“I’ll be home for Christmas!”
They weren’t Hollis’s last words, but they were close. He’d laughed and slapped Ryan on the back. “The first Christmas you’re home, we’ll –” He never finished that sentence. The vehicle hit a roadside IED and death erupted inside the RJ-31.
Ryan opened his eyes to Hollis’s face, bent close to his. “Stay here!” his friend screamed through the ringing in his ears. “I’ll be right back!”
He managed to turn his head, watched Hollis pulling Joel Rivera from the RG-31, and then they all exploded. Ryan could only close his eyes as burning shrapnel rained down.
He closed his eyes again, pushing that memory away. The door before him was maroon, just like Hollis described. A Christmas wreath hung from a hook even with his eyes. From the backyard, a dog barked.
He didn’t belong here. This was Hollis’s world; his home, his Christmas, probably his dog in the back.
The front door opened unexpectedly. Ryan stood staring down at a woman who was obviously Hollis’s mother. The petite, feminine version of his friend peered up. She smiled. “Yes?”
He hesitated. “I’m Ryan Newberry. I’m –“
She hugged in thin, amazingly strong arms and buried her face in his coat. “I’m so glad to meet you.”
They insisted he stay for dinner; Hollis’s mother and two younger brothers. They exchanged Hollis stories, laughing at antics that seemed too outlandish for any human to pull off. The Andersons cried, wiping tears without apology. During those moments, Ryan felt more uncomfortable than he thought possible in the coz y home.
“I’ll be going now,” he said, hours after he’d intended to leave. “I’ve taken up your whole Christmas Eve. I shouldn’t have come tonight. I just … felt like I should. I hope it wasn’t too much.”
“We’ll always miss Hollis.” Mrs. Anderson motioned the boys from the room. She waited until they told Ryan good-bye and were gone. “It’s been a hard year,” she admitted when they were alone. “That first Christmas after we lost him …” Her eyes grew distant. “That was a difficult time. But we managed. We’ve spent the last year healing, remembering, thanking God we ever had a character like Hollis to begin with. He was special.”
“Yes, ma’am, he was.”
“I don’t know what you’ve done in this last year …”
He’d played Humpty Dumpty for a good part of it, he thought, enduring the surgeries it took to put him back together again. Rehab, discharge, trying to find his place –
“I don’t think you’ve healed; not in your heart.”
Ryan reminded himself that he would not cry.
Mrs. Anderson touched his hand. “I have something for you. I won’t keep you long; your family must be anxious to see you, it being your first Christmas home. “
Ryan shook his head. “No, ma’am. My folks divorced with I was little, and he disappeared. Mom died right after graduation, and I joined up.” He paused. “Hollis was my family – Hollis and the others.” A tear coursed down his cheek. Mrs. Anderson wiped it away. Her hand was cool and soft, and she smelled of lavender and soap. “I’m sorry,” he whispered, willing unsuccessfully the tears to stop.

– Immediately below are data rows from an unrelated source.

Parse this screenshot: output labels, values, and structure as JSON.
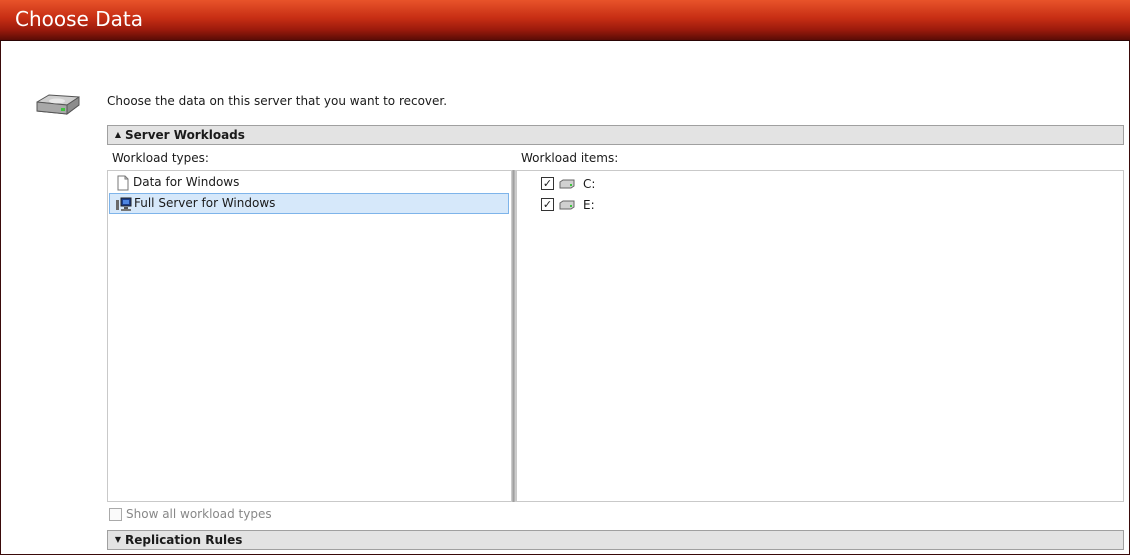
{
  "window": {
    "title": "Choose Data"
  },
  "instruction": "Choose the data on this server that you want to recover.",
  "workloads_section": {
    "title": "Server Workloads",
    "expanded": true,
    "types_label": "Workload types:",
    "items_label": "Workload items:",
    "types": [
      {
        "label": "Data for Windows",
        "icon": "document-icon",
        "selected": false
      },
      {
        "label": "Full Server for Windows",
        "icon": "server-icon",
        "selected": true
      }
    ],
    "items": [
      {
        "label": "C:",
        "checked": true,
        "icon": "disk-drive-icon"
      },
      {
        "label": "E:",
        "checked": true,
        "icon": "disk-drive-icon"
      }
    ],
    "show_all_label": "Show all workload types",
    "show_all_checked": false
  },
  "replication_section": {
    "title": "Replication Rules",
    "expanded": false
  },
  "colors": {
    "title_bar": "#c72e14",
    "selection": "#d6e8fa",
    "section_header": "#e3e3e3"
  }
}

She took his hand, leading him down the hall into a bedroom. Ryan realized it had been Hollis’ room.
He watched as she reached into a drawer, retrieving a Bible, stroking the cover. She opened it and produced an envelope. She pulled a letter from inside. It had been read and folded many times. She opened it again, flipped to the second page without speaking, and began.

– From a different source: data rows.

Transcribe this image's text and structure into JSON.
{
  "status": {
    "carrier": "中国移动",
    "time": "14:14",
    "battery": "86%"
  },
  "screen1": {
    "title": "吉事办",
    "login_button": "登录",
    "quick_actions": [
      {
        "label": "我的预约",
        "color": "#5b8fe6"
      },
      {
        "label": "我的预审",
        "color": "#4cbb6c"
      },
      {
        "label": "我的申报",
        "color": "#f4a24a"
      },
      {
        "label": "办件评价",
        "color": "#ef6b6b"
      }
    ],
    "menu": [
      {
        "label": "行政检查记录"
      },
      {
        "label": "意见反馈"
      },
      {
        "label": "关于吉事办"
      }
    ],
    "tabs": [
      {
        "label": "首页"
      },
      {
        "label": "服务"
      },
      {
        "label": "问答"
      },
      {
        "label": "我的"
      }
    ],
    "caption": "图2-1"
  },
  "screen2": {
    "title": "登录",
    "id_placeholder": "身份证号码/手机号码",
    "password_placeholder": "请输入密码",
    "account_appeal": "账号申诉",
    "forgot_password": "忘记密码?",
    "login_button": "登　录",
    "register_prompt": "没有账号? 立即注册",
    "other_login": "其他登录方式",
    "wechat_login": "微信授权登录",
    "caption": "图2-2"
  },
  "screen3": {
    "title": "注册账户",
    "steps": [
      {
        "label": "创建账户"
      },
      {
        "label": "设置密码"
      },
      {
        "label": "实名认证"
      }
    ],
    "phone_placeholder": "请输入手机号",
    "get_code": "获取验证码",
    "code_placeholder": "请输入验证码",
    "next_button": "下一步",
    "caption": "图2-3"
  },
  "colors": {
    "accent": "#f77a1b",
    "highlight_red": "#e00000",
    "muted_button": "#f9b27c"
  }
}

“Remember how Jesus gave charge of his mom to John? Nothing against the boys, but they’re kids. I want to give charge of you to my friend, Ryan. I trust him to right by you. And Mom, he needs you, too. I hope I cam introduce him to you as my brother, but if something happens, know you’re in good hands.”

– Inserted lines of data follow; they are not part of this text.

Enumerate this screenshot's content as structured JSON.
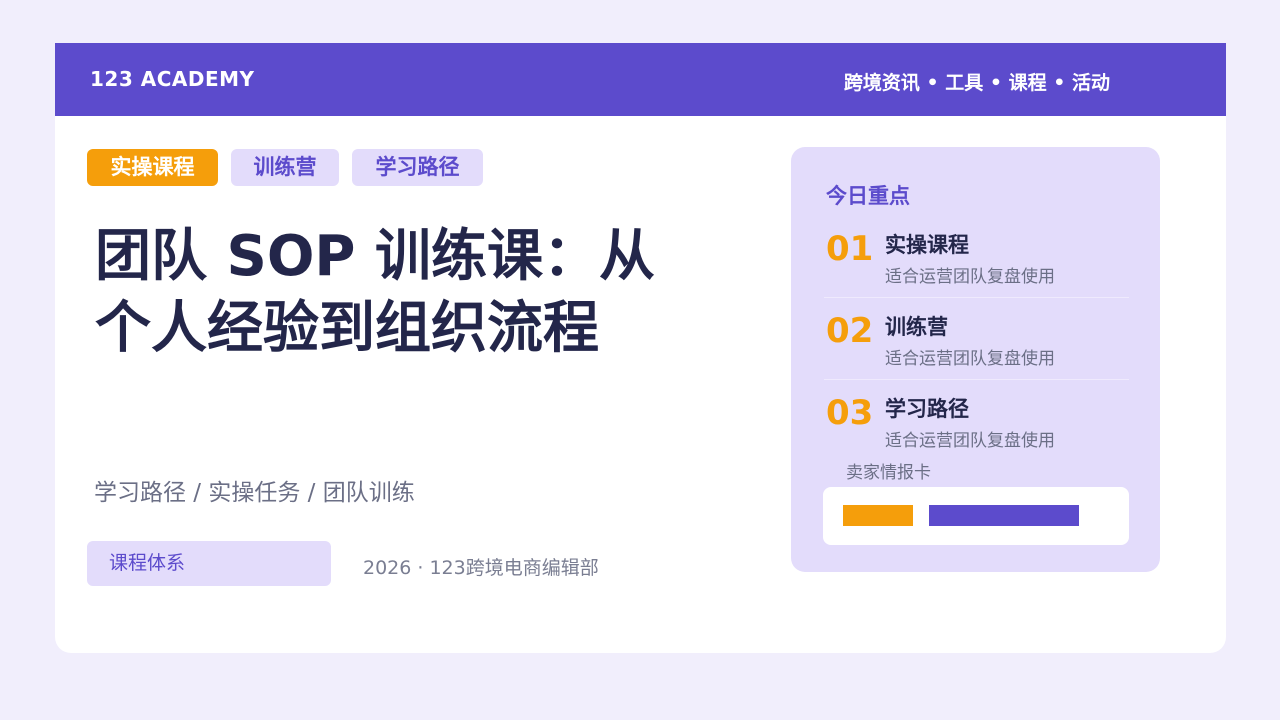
{
  "header": {
    "brand": "123 ACADEMY",
    "nav": "跨境资讯 • 工具 • 课程 • 活动"
  },
  "tags": [
    {
      "label": "实操课程"
    },
    {
      "label": "训练营"
    },
    {
      "label": "学习路径"
    }
  ],
  "main": {
    "title_line1": "团队 SOP 训练课：从",
    "title_line2": "个人经验到组织流程",
    "subtitle": "学习路径 / 实操任务 / 团队训练",
    "pill": "课程体系",
    "credit": "2026 · 123跨境电商编辑部"
  },
  "panel": {
    "title": "今日重点",
    "items": [
      {
        "num": "01",
        "title": "实操课程",
        "desc": "适合运营团队复盘使用"
      },
      {
        "num": "02",
        "title": "训练营",
        "desc": "适合运营团队复盘使用"
      },
      {
        "num": "03",
        "title": "学习路径",
        "desc": "适合运营团队复盘使用"
      }
    ],
    "info_label": "卖家情报卡"
  },
  "colors": {
    "accent": "#5c4bcc",
    "highlight": "#f59e0b",
    "panel_bg": "#e3dcfb",
    "title_text": "#23264a"
  }
}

Ryan blinked, trying to understand.
“It’s Christmas day,” she said.
Ryan looked at Hollis’ alarm clock. It read 12:36.
“The bed’s yours, if you want it, and the room.”
“It’s Christmas, Ryan. Stay for today. Tomorrow we’ll figure it out. It’s what Hollis wanted.”
He moved toward the bed, his mind numb. As he sat, Mrs. Anderson kissed him lightly on the forehead. “Goodnight, Ryan. Merry Christmas.”
“Merry Christmas, ma’am.” The tears came then, and Ryan knew he was finally home.